Bad credit can make it more difficult to buy a house, but it does not automatically exclude you from becoming a homeowner. You can, in fact, still buy a house when you have bad credit. But there are some realities that you have to expect as you make the attempt.
Waiting After Bankruptcy or Foreclosure
If you have bad credit because of a bankruptcy or a foreclosure, you will have to meet waiting period requirements before you can buy a house. Normally, you will have to wait at least four years in the case of bankruptcy and two years in the case of a foreclosure. However, some mortgage lenders may want you to wait a little bit longer.
Paying More for Your Mortgage
When you buy a house with bad credit, you will have to be willing to pay more for a mortgage loan.
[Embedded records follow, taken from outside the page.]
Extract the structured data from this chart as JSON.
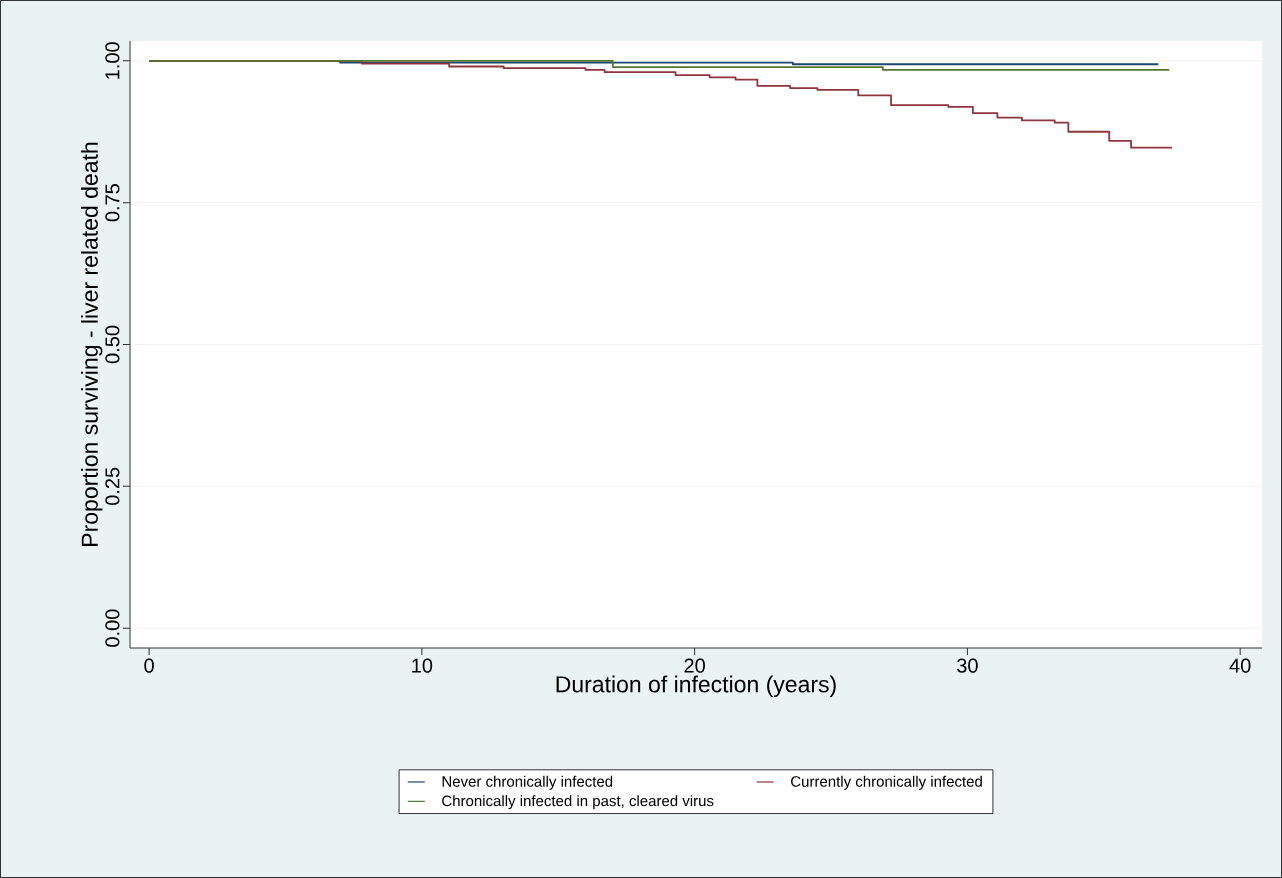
{
  "chart_data": {
    "type": "step",
    "xlabel": "Duration of infection (years)",
    "ylabel": "Proportion surviving - liver related death",
    "xlim": [
      -0.7,
      40.8
    ],
    "ylim": [
      -0.035,
      1.035
    ],
    "xticks": [
      0,
      10,
      20,
      30,
      40
    ],
    "yticks": [
      {
        "value": 0,
        "label": "0.00"
      },
      {
        "value": 0.25,
        "label": "0.25"
      },
      {
        "value": 0.5,
        "label": "0.50"
      },
      {
        "value": 0.75,
        "label": "0.75"
      },
      {
        "value": 1,
        "label": "1.00"
      }
    ],
    "grid": "y",
    "legend": "bottom",
    "marker": "none",
    "line_style": "solid",
    "series": [
      {
        "name": "Never chronically infected",
        "color": "#1a476f",
        "x": [
          0,
          7.0,
          23.6,
          37.0
        ],
        "values": [
          1.0,
          0.997,
          0.994,
          0.994
        ]
      },
      {
        "name": "Currently chronically infected",
        "color": "#90353b",
        "x": [
          0,
          7.8,
          11.0,
          13.0,
          16.0,
          16.7,
          19.3,
          20.55,
          21.5,
          22.3,
          23.5,
          24.5,
          26.0,
          27.2,
          29.3,
          30.2,
          31.1,
          32.0,
          33.2,
          33.7,
          35.2,
          36.0,
          37.5
        ],
        "values": [
          1.0,
          0.995,
          0.99,
          0.987,
          0.984,
          0.98,
          0.975,
          0.971,
          0.967,
          0.956,
          0.952,
          0.949,
          0.939,
          0.922,
          0.919,
          0.908,
          0.9,
          0.895,
          0.891,
          0.875,
          0.859,
          0.847,
          0.847
        ]
      },
      {
        "name": "Chronically infected in past, cleared virus",
        "color": "#55752f",
        "x": [
          0,
          17.0,
          26.9,
          37.4
        ],
        "values": [
          1.0,
          0.989,
          0.984,
          0.984
        ]
      }
    ]
  }
}
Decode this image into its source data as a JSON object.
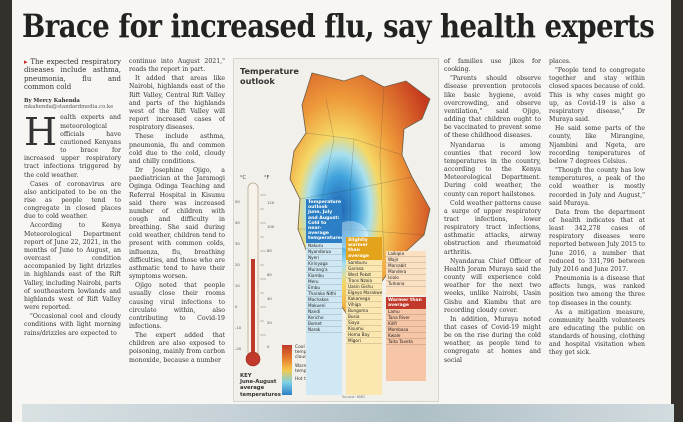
{
  "headline": "Brace for increased flu, say health experts",
  "callout": "The expected respiratory diseases include asthma, pneumonia, flu and common cold",
  "byline_name": "By Mercy Kahenda",
  "byline_email": "mkahenda@standardmedia.co.ke",
  "col1": [
    "ealth experts and meteorological officials have cautioned Kenyans to brace for increased upper respiratory tract infections triggered by the cold weather.",
    "Cases of coronavirus are also anticipated to be on the rise as people tend to congregate in closed places due to cold weather.",
    "According to Kenya Meteorological Department report of June 22, 2021, in the months of June to August, an overcast condition accompanied by light drizzles in highlands east of the Rift Valley, including Nairobi, parts of southeastern lowlands and highlands west of Rift Valley were reported.",
    "\"Occasional cool and cloudy conditions with light morning rains/drizzles are expected to"
  ],
  "col2": [
    "continue into August 2021,\" reads the report in part.",
    "It added that areas like Nairobi, highlands east of the Rift Valley, Central Rift Valley and parts of the highlands west of the Rift Valley will report increased cases of respiratory diseases.",
    "These include asthma, pneumonia, flu and common cold due to the cold, cloudy and chilly conditions.",
    "Dr Josephine Ojigo, a paediatrician at the Jaramogi Oginga Odinga Teaching and Referral Hospital in Kisumu said there was increased number of children with cough and difficulty in breathing. She said during cold weather, children tend to present with common colds, influenza, flu, breathing difficulties, and those who are asthmatic tend to have their symptoms worsen.",
    "Ojigo noted that people usually close their rooms causing viral infections to circulate within, also contributing to Covid-19 infections.",
    "The expert added that children are also exposed to poisoning, mainly from carbon monoxide, because a number"
  ],
  "col3": [
    "of families use jikos for cooking.",
    "\"Parents should observe disease prevention protocols like basic hygiene, avoid overcrowding, and observe ventilation,\" said Ojigo, adding that children ought to be vaccinated to prevent some of these childhood diseases.",
    "Nyandarua is among counties that record low temperatures in the country, according to the Kenya Meteorological Department. During cold weather, the county can report hailstones.",
    "Cold weather patterns cause a surge of upper respiratory tract infections, lower respiratory tract infections, asthmatic attacks, airway obstruction and rheumatoid arthritis.",
    "Nyandarua Chief Officer of Health Joram Muraya said the county will experience cold weather for the next two weeks, unlike Nairobi, Uasin Gishu and Kiambu that are recording cloudy cover.",
    "In addition, Muraya noted that cases of Covid-19 might be on the rise during the cold weather, as people tend to congregate at homes and social"
  ],
  "col4": [
    "places.",
    "\"People tend to congregate together and stay within closed spaces because of cold. This is why cases might go up, as Covid-19 is also a respiratory disease,\" Dr Muraya said.",
    "He said some parts of the county, like Mirangine, Njambini and Ngeta, are recording temperatures of below 7 degrees Celsius.",
    "\"Though the county has low temperatures, a peak of the cold weather is mostly recorded in July and August,\" said Muraya.",
    "Data from the department of health indicates that at least 342,278 cases of respiratory diseases were reported between July 2015 to June 2016, a number that reduced to 331,796 between July 2016 and June 2017.",
    "Pneumonia is a disease that affects lungs, was ranked position two among the three top diseases in the county.",
    "As a mitigation measure, community health volunteers are educating the public on standards of housing, clothing and hospital visitation when they get sick."
  ],
  "graphic": {
    "title_line1": "Temperature",
    "title_line2": "outlook",
    "scale_title": "KEY\nJune-August\naverage\ntemperatures",
    "legend_labels": [
      "Cool temperatures and cloudy skies",
      "Warm temperatures",
      "Hot temperatures"
    ],
    "cool_box_title": "Temperature outlook June, July and August: Cold to near-average temperatures",
    "cool_counties": [
      "Nakuru",
      "Nyandarua",
      "Nyeri",
      "Kirinyaga",
      "Murang'a",
      "Kiambu",
      "Meru",
      "Embu",
      "Tharaka Nithi",
      "Machakos",
      "Makueni",
      "Nandi",
      "Kericho",
      "Bomet",
      "Narok"
    ],
    "mid_box_title": "Slightly warmer than average",
    "mid_counties": [
      "Samburu",
      "Garissa",
      "West Pokot",
      "Trans Nzoia",
      "Uasin Gishu",
      "Elgeyo Marakwet",
      "Kakamega",
      "Vihiga",
      "Bungoma",
      "Busia",
      "Siaya",
      "Kisumu",
      "Homa Bay",
      "Migori"
    ],
    "warm_box_title": "Warmer than average",
    "warm_counties": [
      "Lamu",
      "Tana River",
      "Kilifi",
      "Mombasa",
      "Kwale",
      "Taita Taveta"
    ],
    "north_counties": [
      "Laikipia",
      "Wajir",
      "Marsabit",
      "Mandera",
      "Isiolo",
      "Turkana"
    ],
    "credit": "Source: KMD",
    "thermo_c_label": "°C",
    "thermo_f_label": "°F",
    "thermo_c_ticks": [
      "50",
      "40",
      "30",
      "20",
      "10",
      "0",
      "-10",
      "-20"
    ],
    "thermo_f_ticks": [
      "120",
      "100",
      "80",
      "60",
      "40",
      "20",
      "0"
    ],
    "colors": {
      "cool": "#2c7fc4",
      "light": "#7dd0e6",
      "mid": "#f5c84a",
      "warm": "#e3782b",
      "hot": "#c0392b"
    }
  }
}
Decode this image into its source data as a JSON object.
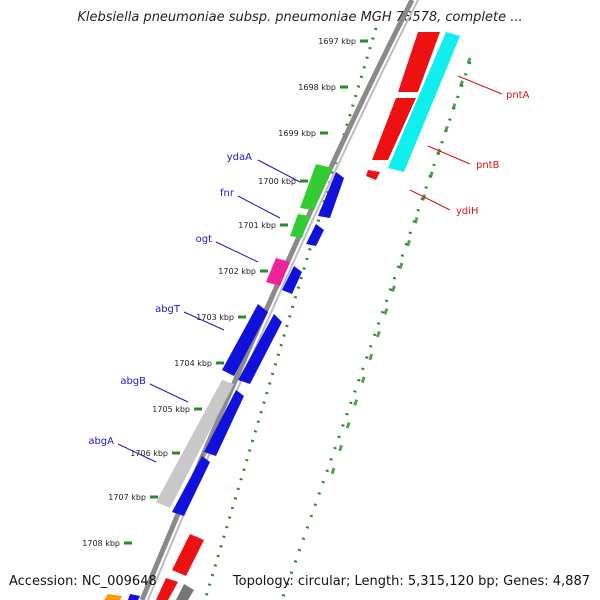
{
  "title": "Klebsiella pneumoniae subsp. pneumoniae MGH 78578, complete ...",
  "footer": {
    "accession": "Accession: NC_009648",
    "summary": "Topology: circular; Length: 5,315,120 bp; Genes: 4,887"
  },
  "ticks": [
    "1697 kbp",
    "1698 kbp",
    "1699 kbp",
    "1700 kbp",
    "1701 kbp",
    "1702 kbp",
    "1703 kbp",
    "1704 kbp",
    "1705 kbp",
    "1706 kbp",
    "1707 kbp",
    "1708 kbp"
  ],
  "gene_labels": {
    "left": [
      "ydaA",
      "fnr",
      "ogt",
      "abgT",
      "abgB",
      "abgA"
    ],
    "right": [
      "pntA",
      "pntB",
      "ydiH"
    ]
  },
  "colors": {
    "backbone": "#8a8a8a",
    "ring_dots": "#2a8a2a",
    "label_left": "#1a1acc",
    "label_right": "#dd1111",
    "red": "#ee1111",
    "cyan": "#11eeee",
    "green": "#33cc33",
    "blue": "#1111dd",
    "magenta": "#ee2299",
    "gray": "#c8c8c8",
    "orange": "#ff9900",
    "dark_gray": "#777777"
  }
}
Your interest rate is influenced by your credit rating; if your credit score is low, you will have to pay a higher interest rate. This means that, over the life of the mortgage loan, you may have to pay tens of thousands of dollars more in interest (than you would pay with a good credit score).
Your best bet is to do what you can to improve your credit score before you try to buy a house. Some things you can do include the following:
- Make bill payments on time
- Reduce your debt
- Avoid opening too many new credit accounts
- Make sure your credit report is accurate
Even if you can get an mortgage rate that is 1% better than before, you can save thousands of dollars over the life of your mortgage. You can also work hard to improve your credit and build home equity so that you can refinance to a lower rate when your credit improves.
Showing that You’re Making an Effort to Improve
If you have bad credit and you want to buy a house, you may be required to submit a statement about your financial situation. This is usually in proper letter format. You need to explain what led to your bad credit situation, and what you are doing to improve your situation right now. You need to be able to show that you are ready to buy a house right now, and that you are not going to present a huge risk of default. You will need to demonstrate a willingness to meet your obligation on the home. This is especially important if your bad credit is largely the result of a foreclosure or bankruptcy.
You can buy a house if you have bad credit. But you will need to work a little harder to prove you are able to take on the obligation, and you need to be prepared to pay more in interest.